Un equipo de científicos del Hospital General de Massachusetts (MGH), afiliado a Harvard, ha desarrollado un método basado en software para escanear registros de salud electrónicos (EHR) para estimar el riesgo de que una persona sana reciba un diagnóstico de demencia en el futuro.
Su algoritmo utiliza el aprendizaje automático para crear primero una lista de términos clínicos clave asociados con síntomas cognitivos identificados por expertos clínicos, luego utiliza el procesamiento del lenguaje natural (PNL) para analizar los EHR en busca de esos términos. Finalmente, el algoritmo usa esos resultados para estimar el riesgo de los pacientes de desarrollar demencia.

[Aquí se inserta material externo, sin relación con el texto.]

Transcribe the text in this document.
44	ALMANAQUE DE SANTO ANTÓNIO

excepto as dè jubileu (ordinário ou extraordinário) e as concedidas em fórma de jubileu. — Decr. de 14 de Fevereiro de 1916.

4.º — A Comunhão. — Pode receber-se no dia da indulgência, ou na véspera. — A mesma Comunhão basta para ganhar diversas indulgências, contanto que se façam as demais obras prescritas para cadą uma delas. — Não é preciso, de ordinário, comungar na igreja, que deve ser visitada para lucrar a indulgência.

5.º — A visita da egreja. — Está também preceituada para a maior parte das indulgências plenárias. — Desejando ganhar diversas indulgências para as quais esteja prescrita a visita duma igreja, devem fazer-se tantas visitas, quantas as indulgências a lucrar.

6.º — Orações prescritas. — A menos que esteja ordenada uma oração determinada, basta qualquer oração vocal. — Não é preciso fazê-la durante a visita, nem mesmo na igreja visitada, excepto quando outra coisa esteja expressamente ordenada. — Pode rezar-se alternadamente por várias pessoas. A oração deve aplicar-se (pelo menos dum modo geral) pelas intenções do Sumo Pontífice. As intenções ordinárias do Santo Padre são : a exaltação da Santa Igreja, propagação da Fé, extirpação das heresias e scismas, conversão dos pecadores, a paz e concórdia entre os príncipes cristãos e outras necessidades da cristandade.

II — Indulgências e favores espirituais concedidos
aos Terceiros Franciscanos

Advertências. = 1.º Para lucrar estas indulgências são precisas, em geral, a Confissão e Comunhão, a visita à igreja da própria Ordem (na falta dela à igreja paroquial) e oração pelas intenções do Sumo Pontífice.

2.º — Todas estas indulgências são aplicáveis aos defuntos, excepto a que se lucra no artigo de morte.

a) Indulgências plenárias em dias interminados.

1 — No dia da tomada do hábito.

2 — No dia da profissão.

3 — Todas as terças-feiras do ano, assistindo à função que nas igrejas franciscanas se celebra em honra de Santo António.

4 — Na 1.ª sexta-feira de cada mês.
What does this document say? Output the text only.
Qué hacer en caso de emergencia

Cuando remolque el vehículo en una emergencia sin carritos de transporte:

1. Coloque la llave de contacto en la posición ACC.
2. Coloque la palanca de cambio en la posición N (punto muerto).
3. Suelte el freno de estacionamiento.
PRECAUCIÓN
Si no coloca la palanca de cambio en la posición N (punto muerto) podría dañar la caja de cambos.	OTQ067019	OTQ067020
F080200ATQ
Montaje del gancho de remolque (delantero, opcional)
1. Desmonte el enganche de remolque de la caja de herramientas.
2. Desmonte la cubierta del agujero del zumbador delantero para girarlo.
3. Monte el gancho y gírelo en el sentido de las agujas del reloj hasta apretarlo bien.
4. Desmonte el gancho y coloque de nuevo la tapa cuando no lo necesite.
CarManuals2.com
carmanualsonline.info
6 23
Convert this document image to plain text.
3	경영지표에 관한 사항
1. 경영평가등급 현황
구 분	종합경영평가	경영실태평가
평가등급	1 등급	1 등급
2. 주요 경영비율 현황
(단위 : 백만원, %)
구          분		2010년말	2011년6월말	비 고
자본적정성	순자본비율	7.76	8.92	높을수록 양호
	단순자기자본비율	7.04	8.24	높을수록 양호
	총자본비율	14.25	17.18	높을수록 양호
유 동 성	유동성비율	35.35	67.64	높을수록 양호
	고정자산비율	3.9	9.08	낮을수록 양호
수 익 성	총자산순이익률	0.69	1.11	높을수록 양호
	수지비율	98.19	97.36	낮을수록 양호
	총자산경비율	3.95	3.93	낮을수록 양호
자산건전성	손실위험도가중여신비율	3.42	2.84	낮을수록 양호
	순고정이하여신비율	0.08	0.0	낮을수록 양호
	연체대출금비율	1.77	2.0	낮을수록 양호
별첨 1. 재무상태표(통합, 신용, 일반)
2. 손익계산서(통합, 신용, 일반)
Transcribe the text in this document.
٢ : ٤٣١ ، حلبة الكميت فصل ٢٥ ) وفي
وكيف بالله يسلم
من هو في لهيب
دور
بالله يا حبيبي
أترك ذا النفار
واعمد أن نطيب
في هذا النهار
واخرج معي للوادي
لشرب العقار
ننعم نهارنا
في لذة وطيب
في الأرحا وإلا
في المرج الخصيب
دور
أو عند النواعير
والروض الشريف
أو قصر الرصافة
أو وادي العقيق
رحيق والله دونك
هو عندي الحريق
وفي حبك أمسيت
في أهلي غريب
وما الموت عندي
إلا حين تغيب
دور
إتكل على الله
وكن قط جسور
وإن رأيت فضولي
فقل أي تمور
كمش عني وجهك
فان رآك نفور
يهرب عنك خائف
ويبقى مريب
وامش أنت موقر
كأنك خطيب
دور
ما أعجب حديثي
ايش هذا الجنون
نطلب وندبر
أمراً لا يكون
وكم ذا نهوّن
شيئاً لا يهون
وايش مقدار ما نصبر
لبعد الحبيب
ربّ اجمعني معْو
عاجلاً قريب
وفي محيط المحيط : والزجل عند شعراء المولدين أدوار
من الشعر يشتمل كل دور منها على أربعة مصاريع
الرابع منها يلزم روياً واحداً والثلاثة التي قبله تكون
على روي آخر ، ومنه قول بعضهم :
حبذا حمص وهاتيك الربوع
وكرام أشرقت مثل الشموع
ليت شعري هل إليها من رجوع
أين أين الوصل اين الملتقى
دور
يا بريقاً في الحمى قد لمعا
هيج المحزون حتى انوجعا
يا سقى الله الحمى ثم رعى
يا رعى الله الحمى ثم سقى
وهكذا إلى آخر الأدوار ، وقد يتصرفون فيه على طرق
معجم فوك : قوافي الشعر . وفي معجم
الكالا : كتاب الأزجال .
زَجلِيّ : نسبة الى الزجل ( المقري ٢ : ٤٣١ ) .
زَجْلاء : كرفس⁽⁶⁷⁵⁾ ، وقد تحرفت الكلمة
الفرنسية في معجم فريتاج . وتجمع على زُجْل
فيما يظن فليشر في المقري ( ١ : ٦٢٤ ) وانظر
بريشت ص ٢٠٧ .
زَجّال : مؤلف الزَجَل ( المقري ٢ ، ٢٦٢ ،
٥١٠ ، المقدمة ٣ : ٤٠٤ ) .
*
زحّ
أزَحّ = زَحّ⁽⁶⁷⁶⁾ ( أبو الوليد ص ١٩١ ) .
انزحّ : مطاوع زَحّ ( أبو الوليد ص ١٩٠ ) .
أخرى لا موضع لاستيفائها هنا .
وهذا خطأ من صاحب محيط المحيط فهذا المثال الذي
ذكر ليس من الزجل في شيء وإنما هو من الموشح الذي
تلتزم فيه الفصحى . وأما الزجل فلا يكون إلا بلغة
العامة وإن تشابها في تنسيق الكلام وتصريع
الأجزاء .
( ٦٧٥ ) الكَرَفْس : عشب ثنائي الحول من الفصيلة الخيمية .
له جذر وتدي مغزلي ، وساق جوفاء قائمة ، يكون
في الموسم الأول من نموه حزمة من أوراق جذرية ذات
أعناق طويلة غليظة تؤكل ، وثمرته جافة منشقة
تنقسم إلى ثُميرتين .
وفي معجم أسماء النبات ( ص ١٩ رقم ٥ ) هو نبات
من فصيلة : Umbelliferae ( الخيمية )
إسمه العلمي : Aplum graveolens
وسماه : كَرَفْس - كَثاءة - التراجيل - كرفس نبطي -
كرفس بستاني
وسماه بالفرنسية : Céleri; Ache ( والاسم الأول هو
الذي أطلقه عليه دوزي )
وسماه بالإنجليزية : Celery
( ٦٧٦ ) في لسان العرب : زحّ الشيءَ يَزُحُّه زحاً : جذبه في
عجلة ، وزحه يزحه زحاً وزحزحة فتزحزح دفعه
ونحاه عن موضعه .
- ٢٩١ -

El estudio incluyó datos sobre 267.855 pacientes ingresados en uno de los dos sistemas hospitalarios. Se encontró que el 2,4% de los pacientes desarrollaron demencia durante los ocho años de seguimiento.
La herramienta desarrollada en MGH se basa completamente en un software para hacer un mejor uso de los datos ya generados durante la atención clínica de rutina
El diagnóstico temprano de la demencia podría ser uno de los pasos más importantes para mejorar la atención y encontrar tratamientos realmente efectivos para ella. El Alzheimer afecta a más de 5,5 millones de estadounidenses en la actualidad, y a medida que la población envejece, se espera que ese número aumente. Las herramientas actuales de detección temprana requieren una recopilación de datos adicional, potencialmente costosa.
La herramienta desarrollada en MGH se basa completamente en un software para hacer un mejor uso de los datos ya generados durante la atención clínica de rutina. Este enfoque para la detección temprana de riesgos tiene el potencial de acelerar los esfuerzos de investigación destinados a retrasar la progresión o revertir la enfermedad temprana.
En otras palabras, un detector general de síntomas cognitivos demostró ser útil para la estratificación del riesgo de demencia. Los investigadores esperan que esta herramienta pueda usarse para acelerar la investigación.